Now multiply that impression by the several million unattached young men watching these movies nationwide. The state recently launched a programme to curtail these misguided “Romeos”, with special police squads to patrol shopping malls, college campuses and bus stands where chronic harassers gather.
“I won’t tease in the village. I will get beaten up. But outside I do,” boasts Lal Singh, a field worker, 31.
In Gothra village, the girls’ sit-in finally notched a small victory. After eight days, school officials – worn down by seeing the wilting girls on cable news as the protest garnered attention – announced that their demands would be met. They would open 11th and 12th grades in the existing village school so the girls would not have to walk.
It was a victory that did little to discipline the harassing young men, and one that will liberate the girls by keeping them closer to home, but a victory, nonetheless.
Suresh Chauhan, the local sarpanch, or mayor, who sat in the heat with the girls throughout the protest, says that education is the key to undoing what decades of patriarchy in India have wrought. “The change is in the younger generation.

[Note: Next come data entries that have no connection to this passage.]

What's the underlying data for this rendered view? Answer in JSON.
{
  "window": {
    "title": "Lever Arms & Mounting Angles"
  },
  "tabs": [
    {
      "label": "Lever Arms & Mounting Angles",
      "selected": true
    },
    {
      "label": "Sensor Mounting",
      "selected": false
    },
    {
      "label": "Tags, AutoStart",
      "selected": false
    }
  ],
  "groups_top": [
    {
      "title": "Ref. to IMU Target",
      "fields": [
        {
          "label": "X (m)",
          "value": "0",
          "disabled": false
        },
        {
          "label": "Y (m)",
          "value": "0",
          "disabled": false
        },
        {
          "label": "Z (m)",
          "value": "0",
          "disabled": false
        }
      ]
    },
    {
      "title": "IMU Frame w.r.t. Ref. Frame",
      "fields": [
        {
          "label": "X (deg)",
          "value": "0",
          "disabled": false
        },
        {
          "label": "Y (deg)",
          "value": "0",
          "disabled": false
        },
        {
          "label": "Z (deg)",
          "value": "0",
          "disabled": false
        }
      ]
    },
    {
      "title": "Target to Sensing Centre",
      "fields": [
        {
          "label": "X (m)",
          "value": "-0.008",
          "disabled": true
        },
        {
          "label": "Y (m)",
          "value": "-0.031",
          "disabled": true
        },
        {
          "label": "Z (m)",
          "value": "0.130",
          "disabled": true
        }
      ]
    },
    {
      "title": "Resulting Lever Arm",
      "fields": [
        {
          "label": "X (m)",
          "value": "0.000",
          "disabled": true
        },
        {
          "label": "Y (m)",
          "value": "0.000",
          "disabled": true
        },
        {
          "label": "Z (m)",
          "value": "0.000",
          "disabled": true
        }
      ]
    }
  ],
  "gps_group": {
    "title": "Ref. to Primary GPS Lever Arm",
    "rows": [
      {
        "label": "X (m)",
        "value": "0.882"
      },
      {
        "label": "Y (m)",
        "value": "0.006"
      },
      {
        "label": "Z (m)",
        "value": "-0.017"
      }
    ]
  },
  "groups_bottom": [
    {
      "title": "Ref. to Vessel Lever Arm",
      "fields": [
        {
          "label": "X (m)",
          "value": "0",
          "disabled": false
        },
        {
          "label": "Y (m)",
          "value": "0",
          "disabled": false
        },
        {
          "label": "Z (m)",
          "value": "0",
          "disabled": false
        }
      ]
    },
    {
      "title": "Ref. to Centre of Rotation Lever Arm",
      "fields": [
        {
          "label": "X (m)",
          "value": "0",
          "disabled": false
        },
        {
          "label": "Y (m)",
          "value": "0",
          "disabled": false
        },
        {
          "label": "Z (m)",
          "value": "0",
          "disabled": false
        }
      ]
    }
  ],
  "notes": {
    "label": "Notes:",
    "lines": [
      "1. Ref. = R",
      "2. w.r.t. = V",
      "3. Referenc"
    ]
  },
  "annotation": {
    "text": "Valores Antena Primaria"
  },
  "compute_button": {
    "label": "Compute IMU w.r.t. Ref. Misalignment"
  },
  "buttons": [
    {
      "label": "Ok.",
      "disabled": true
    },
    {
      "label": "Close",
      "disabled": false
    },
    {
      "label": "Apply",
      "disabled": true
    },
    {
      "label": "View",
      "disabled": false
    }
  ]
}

People look at each other and change themselves,” he says. There is some shift due to wider worlds glimpsed on television and smartphones, he adds, but he insists that “education is the highest reason for change”.
A few days later, the 11-graders, flush with victory, line up to await the start of classes at their school – a horseshoe-shaped ring of spare concrete rooms, some without desks.
“Until we were at the hunger strike, we did not realise how progressive our village had become. How supportive they were. How they think now! Now, we are not restricted at all,” Sujata Chauhan says. “People have come to realise that we have equal rights and they are willing to give them to us.”